The key features of this transaction were as follows:


  • A 10 surgery practice of the highest quality, the partners had built it and wished to retain the freehold as an investment
  • Mainly private income – the total turnover was £2,200,000 of which approximately only 10% was from the NHS
  • There were three working partners who between them generated 50% of the turnover
  • The NHS Orthodontic contract was in the name of an Associate
  • The partners all wished to remain post completion but on staggered exits
  • The partners were very clear in terms of what was and wasn’t right for the practice, and a smooth transition for patients and staff was key. As well as the financial terms, the choice of buyer was crucial so that the culture of the practice was protected

 

The process


  • As so much income was generated by the working partners, we remodeled the profit and loss accounts to reflect the cost of the partners remaining as Associates post completion.
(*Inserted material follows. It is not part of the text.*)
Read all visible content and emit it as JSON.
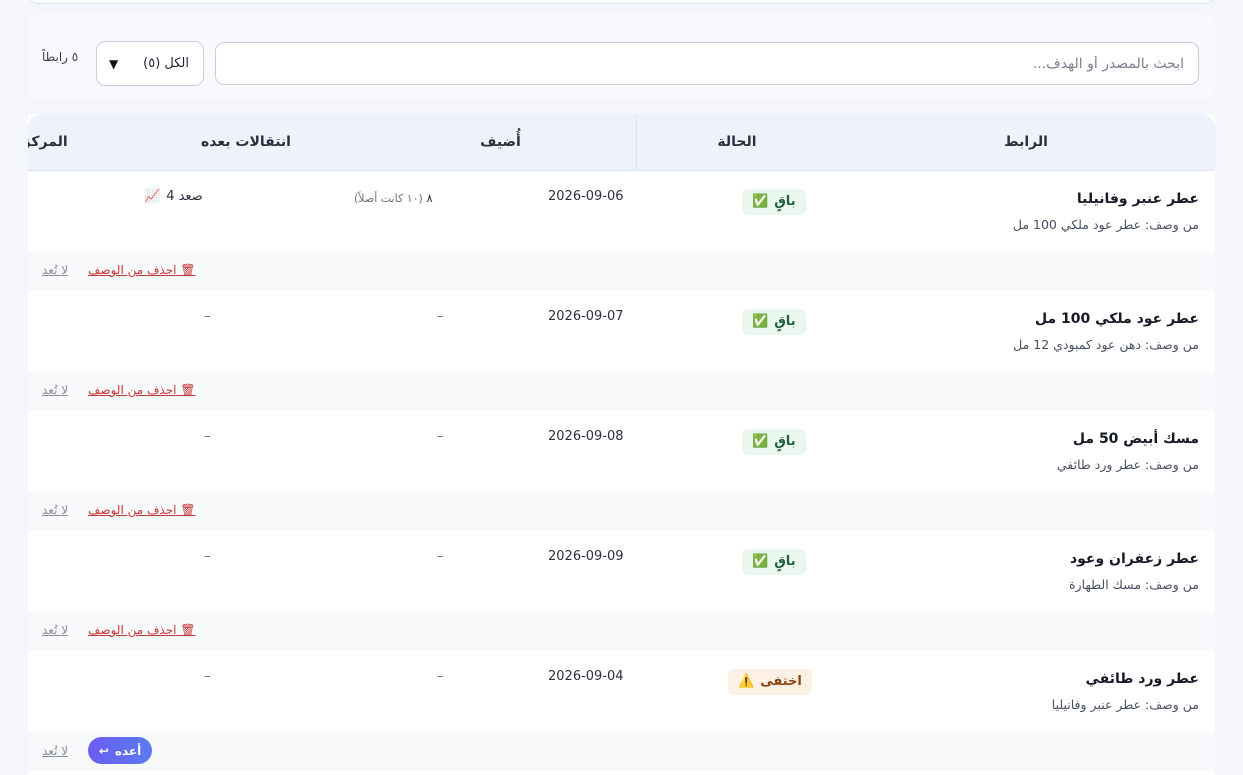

This was essential to accurately show what the EBITDA (earnings before interest, tax, depreciation and amortisation) would be under an Associate-led model
  • ​We produced a detailed IM (Information Memorandum) which included sufficient information to enable a purchaser to submit an informed offer
  • We confidentially approached a shortlist of parties, all of whom met the owners and pitched to acquire the practice
  • A closing date for offers was set and after a period of negotiation, Heads of terms were agreed

 

The outcome


  • The sale was concluded no more than eight weeks from agreeing on the Heads of terms with the eventual buyer
  • The price was at least 10% higher than the offer that was tabled by the Corporate party who had originally approached the owners directly
  • The buyer was actually unknown to the owner-partners 
  • The owner-partners  achieved a full market rent and therefore maximised their future investment

 

Key points to note


  • Sometimes it suits practice owners to sell off-market, but in today’s modern market the only way to ensure that best price and terms are achieved is by undertaking a professional process and approaching a variety or parties
  • Established dental specialist solicitors were used which undoubtedly speeded up the process. An ‘all parties’ meeting was arranged at a critical point which enabled weeks’ worth of negotiations to be concluded in less than a day
  • An accurate appraisal of the practice was essential to give the purchasers what they needed to assess EBITDA and value. This underpinned the price agreed and ensured that the practice valued up independently
  • The property element was important to the vendors. The choice of buyer affected the yield and therefore the investment value of the retained property
  • Demand for quality practices is still strong and the multiple of EBITDA achieved was as high (if not higher) than it would have been had the practice been predominantly NHS


At Christie & Co we were able to make the most of our experience and in-depth sector knowledge and contacts to approach potential buyers without having to market the sale on the open market, as a result the final price paid, and the purchasers, were ideal for the outgoing owners.